Another challenge to overcome in the future is throughput. The current barrier to this lies in the amount of data read outs – one microchannel on a single chip can yield overwhelming masses of data. Improved IT power could enable the monitoring of multiple channels in parallel as well as feeding back more functional information, be it cellular, biochemical or genetic, in a single run. The development of improved microsensors will also be important in achieving this and will improve the resolution and quality of data gathered. As augmented data processing capacity and microsensors become available, the multi-OOAC systems will also become more viable [7].

Shifting opinion

While improving technological limitations could expand the power of OOAC systems, the main obstacle to its mass adoption lies within the deeply entrenched nature of animal testing procedures that have been in place for so long. The pharmaceutical industry has embedded processes and infrastructure for industrial scale animal testing, and implementing new technology, such as OOAC, is often seen as a needless disruption. In the face of OOAC offering a more relevant, robust and validated model for much of the preclinical testing phase, and with the emergence of viable commercial OOAC suppliers, it is frustrating to see profit-driven research organisations remaining tentative to adopt such technologies.

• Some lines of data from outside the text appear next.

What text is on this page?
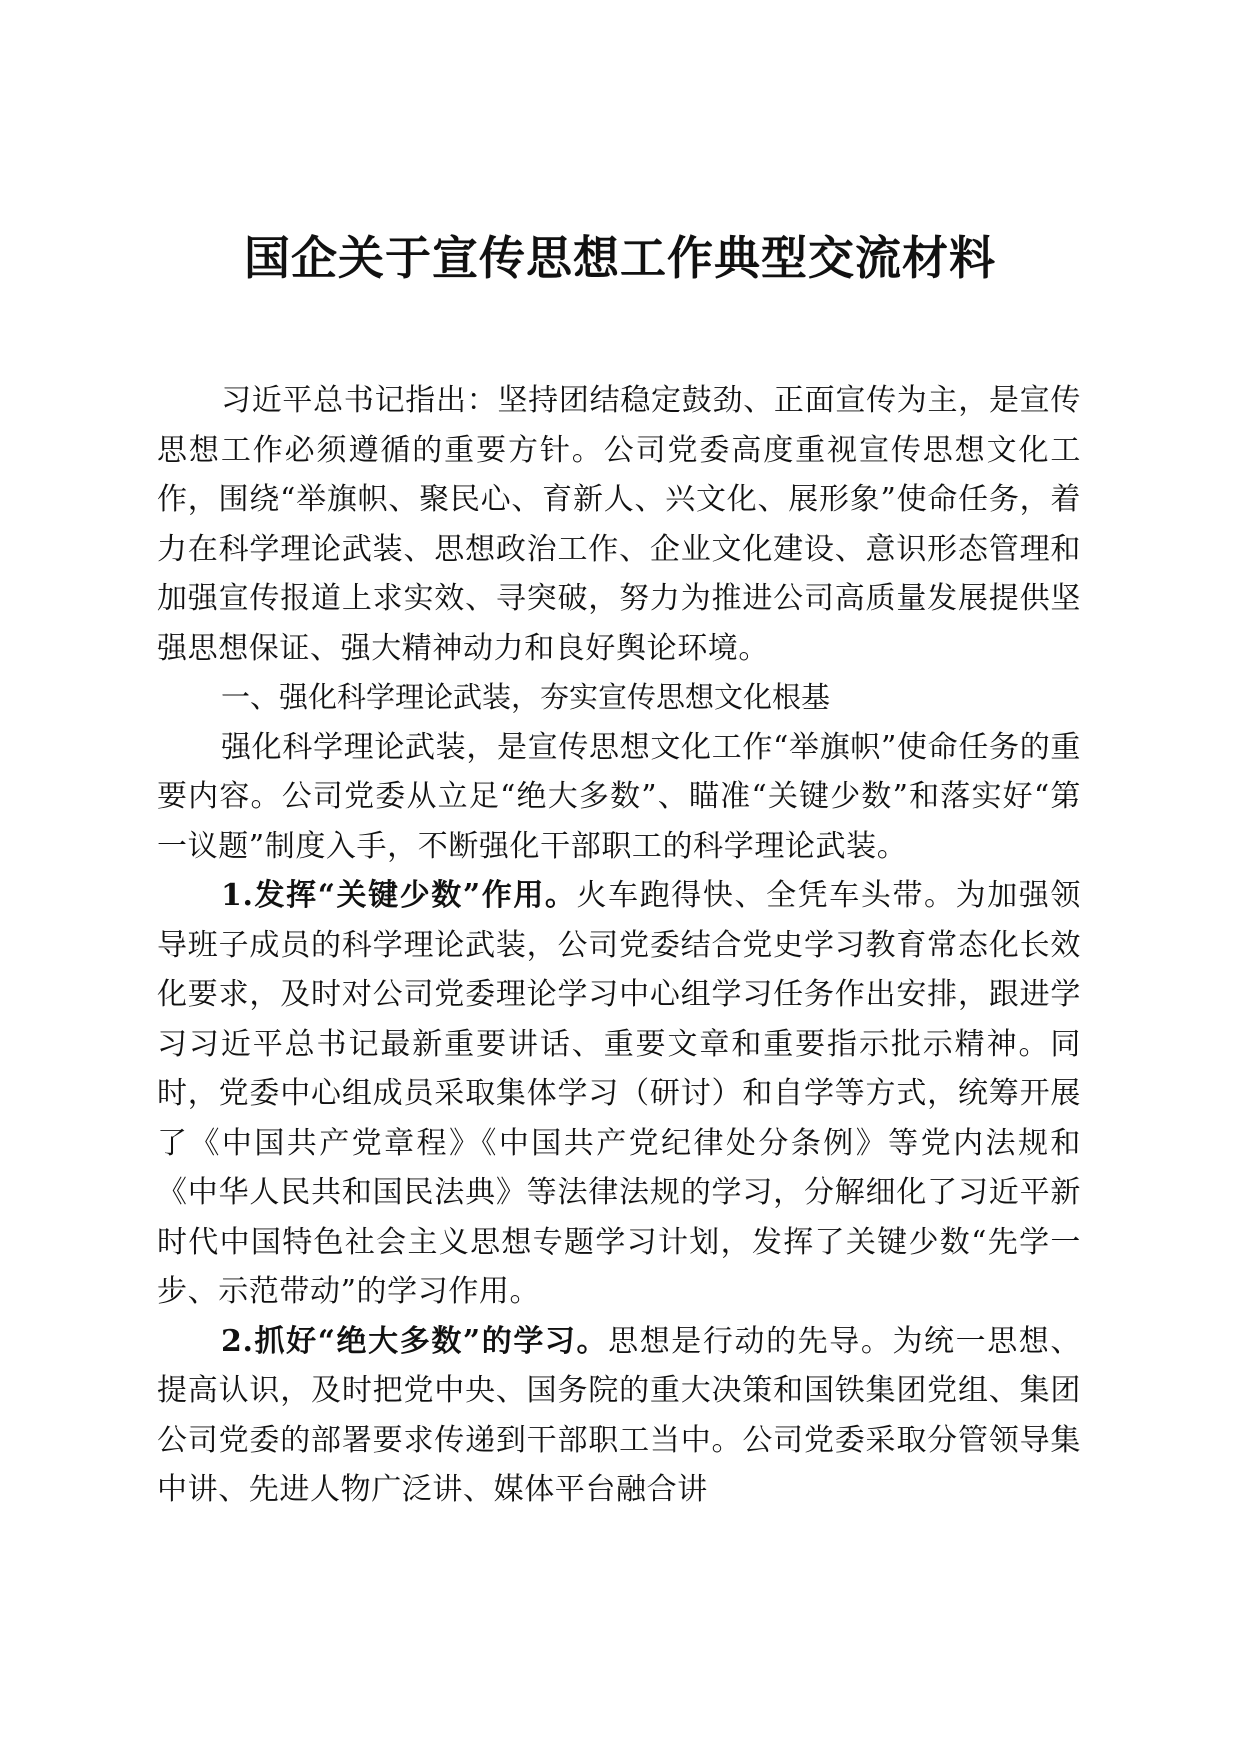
国企关于宣传思想工作典型交流材料

习近平总书记指出：坚持团结稳定鼓劲、正面宣传为主，是宣传思想工作必须遵循的重要方针。公司党委高度重视宣传思想文化工作，围绕“举旗帜、聚民心、育新人、兴文化、展形象”使命任务，着力在科学理论武装、思想政治工作、企业文化建设、意识形态管理和加强宣传报道上求实效、寻突破，努力为推进公司高质量发展提供坚强思想保证、强大精神动力和良好舆论环境。

一、强化科学理论武装，夯实宣传思想文化根基

强化科学理论武装，是宣传思想文化工作“举旗帜”使命任务的重要内容。公司党委从立足“绝大多数”、瞄准“关键少数”和落实好“第一议题”制度入手，不断强化干部职工的科学理论武装。

1.发挥“关键少数”作用。火车跑得快、全凭车头带。为加强领导班子成员的科学理论武装，公司党委结合党史学习教育常态化长效化要求，及时对公司党委理论学习中心组学习任务作出安排，跟进学习习近平总书记最新重要讲话、重要文章和重要指示批示精神。同时，党委中心组成员采取集体学习（研讨）和自学等方式，统筹开展了《中国共产党章程》《中国共产党纪律处分条例》等党内法规和《中华人民共和国民法典》等法律法规的学习，分解细化了习近平新时代中国特色社会主义思想专题学习计划，发挥了关键少数“先学一步、示范带动”的学习作用。

2.抓好“绝大多数”的学习。思想是行动的先导。为统一思想、提高认识，及时把党中央、国务院的重大决策和国铁集团党组、集团公司党委的部署要求传递到干部职工当中。公司党委采取分管领导集中讲、先进人物广泛讲、媒体平台融合讲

To combat this hesitance, there is a need for more education and legislation to encourage decision makers at large pharmaceutical companies towards adopting advanced in vitro technology like OOAC into their testing set-up. There is a valid business case for adopting technologies like OOAC too, with the potential to save businesses significant amounts of money: OOAC will enable more drug candidate failures to be picked up at the preclinical phase and hopefully bring down the vast number of leads that become clinical failures at the point of phase one human trials.

Conclusion

The power of OOAC is clear to see. This amazing technology offers a more relevant cross section of human physiology and pathophysiology, generating a far greater depth of information than any animal model could. But will this really replace animal testing in the near future? Whilst I can envisage next generation in vitro models like OOAC becoming increasingly implemented for much of preclinical testing, I believe that experimental animals will still be in use on some level for years to come. In any case, OOAC technology has the ability to replace much of the preclinical animal testing phases, and could save research organisations significant sums of money if adopted. To implement real change, policy makers and pharmaceutical executives around the globe need to be made more aware of this technology – and the value it could bring.

References

1. van Berlo, D. et al. The potential of multi-organ-on-chip models for assessment of drug disposition as alternative to animal testing. Current Opinion in Toxicology. 27, 8-17 (2021).
2. U.S. EPA to eliminate all mammal testing by 2035. Science. (2019). https://www.science.org/content/article/us-epa-eliminate-all-mammal-testing-2035
3. Top Ten Emerging Technologies. World Economic Forum. (2016). https://www.weforum.org/agenda/2016/06/top-10-emerging-technologies-2016/
4. Mittal, R. et al. Organ-on-chip models: Implications in drug discovery and clinical applications. Journal of cellular physiology. 234 8 8352–8380 (2019).
5. Boeri, L. et al. Advanced Organ-on-a-Chip Devices to Investigate Liver Multi-Organ Communication: Focus on Gut, Microbiota and Brain. Bioengineering 6 4 91 (2019).
6. Ma, C. et al. Organ-on-a-Chip: A New Paradigm for Drug Development. Trends in pharmacological sciences. 42 2 119–133. (2021)
7. Horejs, C. Organ chips, organoids and the animal testing conundrum. Nature Reviews Materials. 6 372–373. (2021).